Freedom of speech becoming the norm
South China Morning Post Feb 4, 1999
OPINION: BY IAN STEWART
A NEW mood is abroad in Southeast Asia. People are talking more openly than before. They are speaking out on such topics as whether they should have freedom to say what they like, to write what they think and to hold discussions anywhere they choose.
The readiness of people to chat freely on the telephone about politics or - anything else - is a striking development.
The change is partly a result of the economic crisis, which has emboldened people to be more critical of their governments. But it is also due to the boom preceding the recession, which led to improved education, wider access to television and foreign publications, and more people travelling abroad.
Governments in some Southeast Asian countries have argued the freedoms of the press, speech and assembly practised in the West are inappropriate in the Asian milieu. They pointed to rural poverty, backwardness, racial and religious sensitivities and other supposedly singular characteristics, belittling their people, to justify authoritarian controls.
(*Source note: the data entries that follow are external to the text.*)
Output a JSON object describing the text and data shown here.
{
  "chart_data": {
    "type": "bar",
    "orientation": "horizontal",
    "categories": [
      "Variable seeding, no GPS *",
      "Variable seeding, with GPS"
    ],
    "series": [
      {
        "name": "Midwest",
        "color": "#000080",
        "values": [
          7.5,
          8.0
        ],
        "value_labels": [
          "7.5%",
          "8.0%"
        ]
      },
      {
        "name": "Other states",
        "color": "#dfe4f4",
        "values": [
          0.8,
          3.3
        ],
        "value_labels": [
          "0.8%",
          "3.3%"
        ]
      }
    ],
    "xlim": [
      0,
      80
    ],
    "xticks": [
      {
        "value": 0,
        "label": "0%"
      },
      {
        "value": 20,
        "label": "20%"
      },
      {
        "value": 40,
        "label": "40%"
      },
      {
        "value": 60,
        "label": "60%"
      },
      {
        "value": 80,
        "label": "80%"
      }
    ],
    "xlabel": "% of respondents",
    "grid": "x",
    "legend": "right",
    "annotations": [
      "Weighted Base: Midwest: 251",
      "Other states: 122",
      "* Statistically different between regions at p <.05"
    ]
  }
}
It is a self-serving argument a growing number of their citizens are challenging.
A refrain heard throughout Southeast Asia when governments attempt to conceal facts or fudge the findings of inquiries into political or economic mismanagement is: "Do they think we're stupid?"
More and more people are telling their governments not to treat them like idiots, and some authorities - though not the hard-core hold-outs in Burma and Vietnam - are being pushed into making concessions.
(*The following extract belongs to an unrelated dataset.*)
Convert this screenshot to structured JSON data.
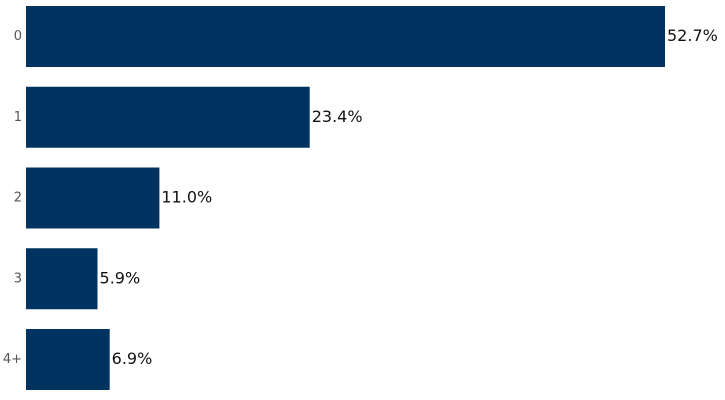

Not long ago a well-known Indonesian journalist used to give his articles a rating of "one to five calls". A "five-call story" meant he expected to be in serious trouble when it appeared, receiving a dressing-down by telephone from up to five government officials.
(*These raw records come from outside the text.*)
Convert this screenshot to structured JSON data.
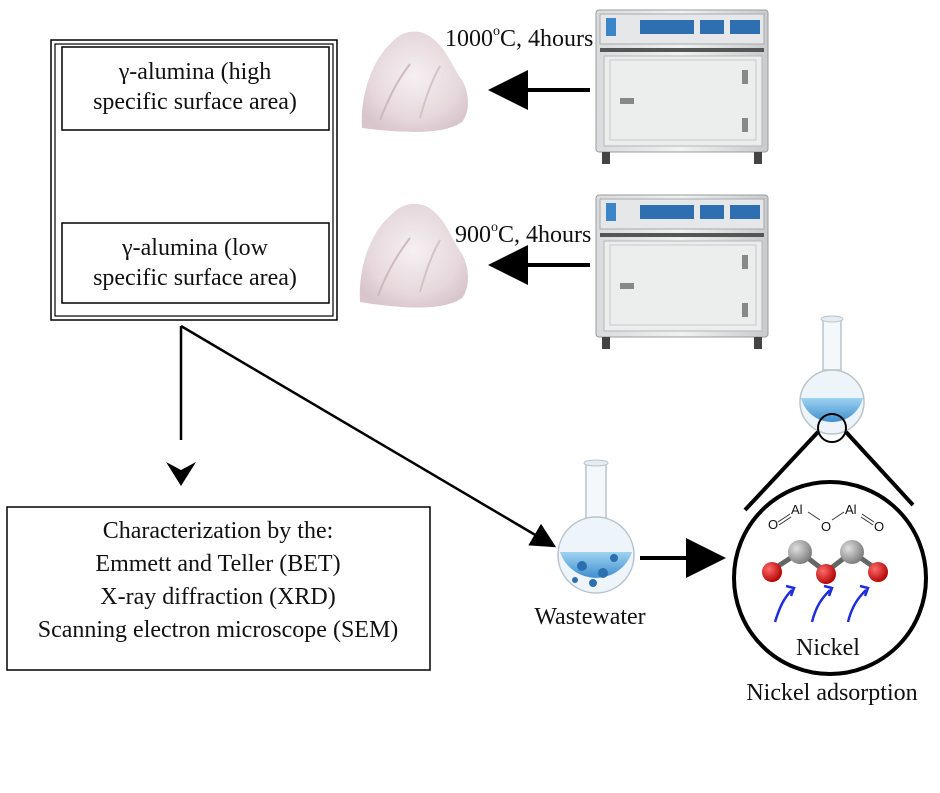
{
  "alumina_high": {
    "line1": "γ-alumina (high",
    "line2": "specific surface area)"
  },
  "alumina_low": {
    "line1": "γ-alumina (low",
    "line2": "specific surface area)"
  },
  "calcination_high": {
    "temp": "1000",
    "deg": "o",
    "rest": "C, 4hours"
  },
  "calcination_low": {
    "temp": "900",
    "deg": "o",
    "rest": "C, 4hours"
  },
  "characterization": {
    "lines": [
      "Characterization by the:",
      "Emmett and Teller (BET)",
      "X-ray diffraction (XRD)",
      "Scanning electron microscope (SEM)"
    ]
  },
  "wastewater_label": "Wastewater",
  "zoom": {
    "atom_al": "Al",
    "atom_o": "O",
    "metal_label": "Nickel",
    "caption": "Nickel adsorption"
  }
}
Too many five-call stories could lead to government pressure on an editor to dismiss a reporter or the withdrawal of a newspaper's licence. In the increasingly intolerant climate, the fire went out of the Indonesian media.
Much changed with the departure of president Suharto. Previously-banned publications are back, competing with new titles eager to benefit from the more relaxed attitude.
Subtle shifts are taking place in Singapore and Malaysia, where journalists are constantly testing the boundaries.
Prodded by officials to give full coverage to the trial of Anwar Ibrahim, the former deputy prime minister, Malaysian newspapers have crossed political and social barriers, opening discussion on a wide range of related issues, many of which embarrass the authorities.
Singapore, bastion of what it likes to call Asian values, is also feeling change. The Straits Times gave prominence to a commentary proposing a relaxation of existing laws on speech and assembly by members of a group called The Roundtable. The writers said the Singapore constitution enshrined the right to free speech.
"That right must be respected, and only curtailed in those instances where the regulating authorities can show that allowing free speech will cause harm," they said.
Distancing themselves from opposition politician Chee Soon Juan, who has been testing the constitutional limits of free speech in the courts, they proposed establishing places where people could "speak their minds without first having to obtain permission to do so".
In Davos, Switzerland, this week, Senior Minister Lee Kuan Yew expressed concern about the effect on the republic's cohesion of Singaporeans who picked up "social norms from abroad".
But free speech, as The Roundtable sees it, is not a norm from abroad but a home-grown constitutional right.